Here’s a comprehensive solution to resolve your IAM policy blocking issue:
Root Cause:
Your service ID has ‘Editor’ role on the resource group, which allows managing resources but NOT managing IAM policies or service IDs. Your supplier onboarding workflow requires IAM administration permissions that were never properly configured, and the issue became apparent after API key rotation triggered fresh authorization checks.
Solution:
Step 1: IAM Policy Evaluation - Identify Missing Permissions
Query Activity Tracker to find denied actions:
Filter: initiator.id=SERVICE_ID_CRN AND outcome=failure
Look for actions:
- iam-identity.serviceid.create (requires Operator/Editor on IAM Identity)
- iam-identity.policy.create (requires Administrator on IAM Identity)
- iam-groups.member.add (requires Administrator on Access Groups)
- resource-controller.instance.create (requires Editor on Resource Group)
The Activity Tracker events will show:
{
"action": "iam-identity.policy.create",
"outcome": "failure",
"reason": {"reasonCode": 403, "reasonType": "Forbidden"},
"message": "Insufficient permissions to create policy"
}
Step 2: Service Credential Rotation - Verify Configuration
Confirm the new API key is properly configured:
# Verify API key belongs to correct service ID
ibmcloud iam service-api-key SERVICE_ID --output json | jq '.[] | select(.name=="YOUR_KEY_NAME")'
# Test API key authentication
curl -X GET https://iam.cloud.ibm.com/v1/apikeys/details \
-H "Authorization: Bearer $(ibmcloud iam oauth-tokens | grep IAM | cut -d: -f2)"

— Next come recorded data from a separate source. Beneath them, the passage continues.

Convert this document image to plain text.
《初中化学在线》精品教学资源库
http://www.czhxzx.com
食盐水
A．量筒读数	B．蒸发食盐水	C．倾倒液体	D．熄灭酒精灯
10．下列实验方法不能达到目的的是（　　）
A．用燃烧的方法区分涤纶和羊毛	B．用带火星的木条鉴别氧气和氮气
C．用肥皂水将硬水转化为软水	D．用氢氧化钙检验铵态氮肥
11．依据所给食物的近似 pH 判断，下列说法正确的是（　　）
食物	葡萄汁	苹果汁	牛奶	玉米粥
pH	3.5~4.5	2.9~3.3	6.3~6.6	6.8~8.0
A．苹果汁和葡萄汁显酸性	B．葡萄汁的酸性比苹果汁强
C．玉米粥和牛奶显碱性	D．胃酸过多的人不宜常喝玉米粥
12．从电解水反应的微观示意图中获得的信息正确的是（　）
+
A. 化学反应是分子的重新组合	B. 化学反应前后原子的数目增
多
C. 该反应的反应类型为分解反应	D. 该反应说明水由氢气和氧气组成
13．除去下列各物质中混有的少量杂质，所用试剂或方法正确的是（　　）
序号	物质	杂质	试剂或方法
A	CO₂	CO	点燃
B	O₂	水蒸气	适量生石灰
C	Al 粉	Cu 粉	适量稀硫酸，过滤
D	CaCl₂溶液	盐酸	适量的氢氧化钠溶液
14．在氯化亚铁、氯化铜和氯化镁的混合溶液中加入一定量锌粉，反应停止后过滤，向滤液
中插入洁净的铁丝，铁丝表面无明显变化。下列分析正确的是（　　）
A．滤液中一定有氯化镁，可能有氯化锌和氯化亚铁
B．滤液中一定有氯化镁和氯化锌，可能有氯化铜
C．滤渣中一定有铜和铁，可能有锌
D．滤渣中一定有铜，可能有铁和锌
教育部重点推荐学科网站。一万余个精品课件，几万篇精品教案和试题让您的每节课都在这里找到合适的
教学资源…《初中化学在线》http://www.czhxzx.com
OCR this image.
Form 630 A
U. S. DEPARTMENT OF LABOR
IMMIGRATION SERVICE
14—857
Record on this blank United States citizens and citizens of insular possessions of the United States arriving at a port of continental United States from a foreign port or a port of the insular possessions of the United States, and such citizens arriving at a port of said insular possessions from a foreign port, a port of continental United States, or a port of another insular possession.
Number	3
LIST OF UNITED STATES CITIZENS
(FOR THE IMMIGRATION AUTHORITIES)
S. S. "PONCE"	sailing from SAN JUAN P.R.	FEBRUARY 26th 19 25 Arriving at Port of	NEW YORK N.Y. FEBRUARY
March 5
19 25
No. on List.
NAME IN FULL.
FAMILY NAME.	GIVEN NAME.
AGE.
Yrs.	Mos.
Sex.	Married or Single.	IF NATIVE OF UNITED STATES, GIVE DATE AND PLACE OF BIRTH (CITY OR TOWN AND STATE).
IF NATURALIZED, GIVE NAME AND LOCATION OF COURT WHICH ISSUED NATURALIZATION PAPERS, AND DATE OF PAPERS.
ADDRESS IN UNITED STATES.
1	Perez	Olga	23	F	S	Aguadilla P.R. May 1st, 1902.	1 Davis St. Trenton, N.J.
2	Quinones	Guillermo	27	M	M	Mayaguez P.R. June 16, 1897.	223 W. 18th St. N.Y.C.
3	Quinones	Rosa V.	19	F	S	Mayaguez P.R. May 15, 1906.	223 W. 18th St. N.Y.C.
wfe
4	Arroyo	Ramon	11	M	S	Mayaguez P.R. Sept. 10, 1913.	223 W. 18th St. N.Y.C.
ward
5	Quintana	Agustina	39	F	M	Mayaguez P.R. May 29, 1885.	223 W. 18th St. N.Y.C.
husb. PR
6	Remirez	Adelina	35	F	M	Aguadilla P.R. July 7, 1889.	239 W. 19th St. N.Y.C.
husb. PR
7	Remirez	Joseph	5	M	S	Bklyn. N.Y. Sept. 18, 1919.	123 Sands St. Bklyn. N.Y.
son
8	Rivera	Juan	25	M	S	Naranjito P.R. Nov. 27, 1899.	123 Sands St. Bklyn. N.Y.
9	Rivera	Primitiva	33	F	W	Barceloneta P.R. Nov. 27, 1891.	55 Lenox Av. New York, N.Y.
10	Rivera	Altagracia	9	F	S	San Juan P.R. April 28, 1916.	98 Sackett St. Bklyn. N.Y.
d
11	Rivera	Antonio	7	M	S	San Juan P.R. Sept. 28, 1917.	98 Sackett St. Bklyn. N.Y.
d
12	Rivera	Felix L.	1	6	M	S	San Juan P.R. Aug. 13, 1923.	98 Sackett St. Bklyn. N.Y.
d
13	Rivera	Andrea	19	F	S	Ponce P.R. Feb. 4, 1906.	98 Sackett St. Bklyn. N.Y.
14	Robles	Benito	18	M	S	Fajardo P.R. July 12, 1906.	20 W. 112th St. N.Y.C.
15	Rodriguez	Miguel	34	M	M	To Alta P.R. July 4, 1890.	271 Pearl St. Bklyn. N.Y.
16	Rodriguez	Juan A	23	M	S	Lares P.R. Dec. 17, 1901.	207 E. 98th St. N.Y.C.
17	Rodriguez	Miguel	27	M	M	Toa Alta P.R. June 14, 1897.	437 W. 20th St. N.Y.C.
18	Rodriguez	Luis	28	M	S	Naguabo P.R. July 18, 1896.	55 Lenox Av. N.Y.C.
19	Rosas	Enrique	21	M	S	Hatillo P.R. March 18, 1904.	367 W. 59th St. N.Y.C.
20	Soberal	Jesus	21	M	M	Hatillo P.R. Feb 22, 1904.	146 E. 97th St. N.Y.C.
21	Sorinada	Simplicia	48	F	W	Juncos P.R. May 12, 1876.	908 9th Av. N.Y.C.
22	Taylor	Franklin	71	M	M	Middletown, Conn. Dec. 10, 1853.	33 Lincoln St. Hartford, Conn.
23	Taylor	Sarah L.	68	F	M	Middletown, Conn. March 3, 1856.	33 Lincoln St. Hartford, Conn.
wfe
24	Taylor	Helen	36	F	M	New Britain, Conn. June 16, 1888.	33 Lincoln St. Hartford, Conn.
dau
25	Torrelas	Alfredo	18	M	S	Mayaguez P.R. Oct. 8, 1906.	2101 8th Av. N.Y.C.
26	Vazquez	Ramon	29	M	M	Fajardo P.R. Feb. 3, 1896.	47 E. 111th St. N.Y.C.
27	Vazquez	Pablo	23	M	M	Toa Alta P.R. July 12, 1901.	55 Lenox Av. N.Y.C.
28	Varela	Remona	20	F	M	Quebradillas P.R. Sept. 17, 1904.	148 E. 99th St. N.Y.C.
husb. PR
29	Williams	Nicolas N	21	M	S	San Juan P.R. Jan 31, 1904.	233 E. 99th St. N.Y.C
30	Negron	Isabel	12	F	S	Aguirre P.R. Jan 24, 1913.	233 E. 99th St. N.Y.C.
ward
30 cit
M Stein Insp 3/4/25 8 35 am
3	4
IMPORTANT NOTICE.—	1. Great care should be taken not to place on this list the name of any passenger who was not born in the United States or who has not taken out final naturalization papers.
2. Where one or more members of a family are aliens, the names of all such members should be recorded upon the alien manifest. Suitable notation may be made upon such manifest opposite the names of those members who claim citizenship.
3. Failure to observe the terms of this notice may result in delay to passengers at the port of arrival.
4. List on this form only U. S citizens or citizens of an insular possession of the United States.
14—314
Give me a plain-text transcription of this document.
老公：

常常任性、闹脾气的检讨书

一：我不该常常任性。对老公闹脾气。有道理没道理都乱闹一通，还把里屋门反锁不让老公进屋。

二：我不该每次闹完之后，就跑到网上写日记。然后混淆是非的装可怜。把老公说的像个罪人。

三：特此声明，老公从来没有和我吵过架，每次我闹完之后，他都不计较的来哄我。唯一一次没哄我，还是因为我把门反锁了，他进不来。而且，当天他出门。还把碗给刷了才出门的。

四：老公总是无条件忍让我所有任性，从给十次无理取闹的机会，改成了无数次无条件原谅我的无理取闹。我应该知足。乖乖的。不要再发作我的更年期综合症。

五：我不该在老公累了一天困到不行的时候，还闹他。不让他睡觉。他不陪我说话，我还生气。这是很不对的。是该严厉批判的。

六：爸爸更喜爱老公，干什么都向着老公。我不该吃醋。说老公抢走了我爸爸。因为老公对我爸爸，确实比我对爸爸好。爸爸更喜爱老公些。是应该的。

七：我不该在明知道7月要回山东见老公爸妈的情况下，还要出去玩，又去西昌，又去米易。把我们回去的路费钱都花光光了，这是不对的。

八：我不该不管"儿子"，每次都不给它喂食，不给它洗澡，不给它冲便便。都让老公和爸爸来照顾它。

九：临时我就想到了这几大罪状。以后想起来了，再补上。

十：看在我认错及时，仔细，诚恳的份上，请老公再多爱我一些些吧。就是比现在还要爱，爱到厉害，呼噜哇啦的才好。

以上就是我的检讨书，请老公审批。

Ensure your application is using the new API key (not cached old key):
- Check environment variables: `echo $IBMCLOUD_API_KEY
- Verify application config files
- Restart application services to clear any in-memory credential caches
Step 3: Activity Tracker Log Analysis - Grant Required Permissions
Based on Activity Tracker findings, add necessary IAM policies:
For creating service IDs:
ibmcloud iam service-policy-create SERVICE_ID \
--roles Operator \
--service-name iam-identity
For assigning IAM policies (required for supplier onboarding):
ibmcloud iam service-policy-create SERVICE_ID \
--roles Administrator \
--service-name iam-identity
For managing access groups:
ibmcloud iam service-policy-create SERVICE_ID \
--roles Administrator \
--service-name iam-groups
Keep existing resource group Editor role for creating service instances:
ibmcloud iam service-policy-create SERVICE_ID \
--roles Editor \
--resource-group-name YOUR_RESOURCE_GROUP
Complete Policy Set for Supplier Onboarding Automation:
- Resource Group - Editor: Create/manage service instances for suppliers
- IAM Identity Service - Administrator: Create service IDs and assign policies to them
- Access Groups Service - Administrator: Add supplier service IDs to access groups
- Resource Controller - Editor: Provision and configure cloud resources
- Activity Tracker - Viewer (optional): Allow workflow to query its own audit logs
Validation:
Test your supplier onboarding workflow:
# Simulate workflow steps with new credentials
1. Create test service ID: Should succeed
2. Assign policy to test service ID: Should succeed
3. Create test service instance: Should succeed
4. Add to access group: Should succeed
Monitor Activity Tracker during test:
Filter: initiator.id=SERVICE_ID_CRN AND outcome=success
Verify actions:
- iam-identity.serviceid.create (outcome=success)
- iam-identity.policy.create (outcome=success)
- resource-controller.instance.create (outcome=success)
Why It Worked Before:
Likely scenarios:
- Old API key had temporary elevated permissions that weren’t documented
- Policy changes occurred simultaneously with credential rotation
- Workflow recently added new automation steps requiring IAM administration
- Authorization cache masked the permissions gap with old credentials
Best Practices:
- Document Service ID Policies: Maintain a policy matrix showing which service IDs need which roles for automation workflows
- Test After Rotation: Always test automated workflows immediately after credential rotation in a non-production environment
- Use Activity Tracker Proactively: Set up alerts for authorization failures (outcome=failure + reasonCode=403)
- Least Privilege: Only grant Administrator role on services where policy management is required (IAM Identity, Access Groups)
- Credential Rotation Schedule: Rotate API keys regularly (90 days) and maintain runbooks for post-rotation validation
- Separate Service IDs: Consider using different service IDs for different automation tasks to limit blast radius if credentials are compromised
After applying these policies, your supplier onboarding automation should work correctly with the new API key, and you’ll have proper audit trails in Activity Tracker showing successful IAM operations.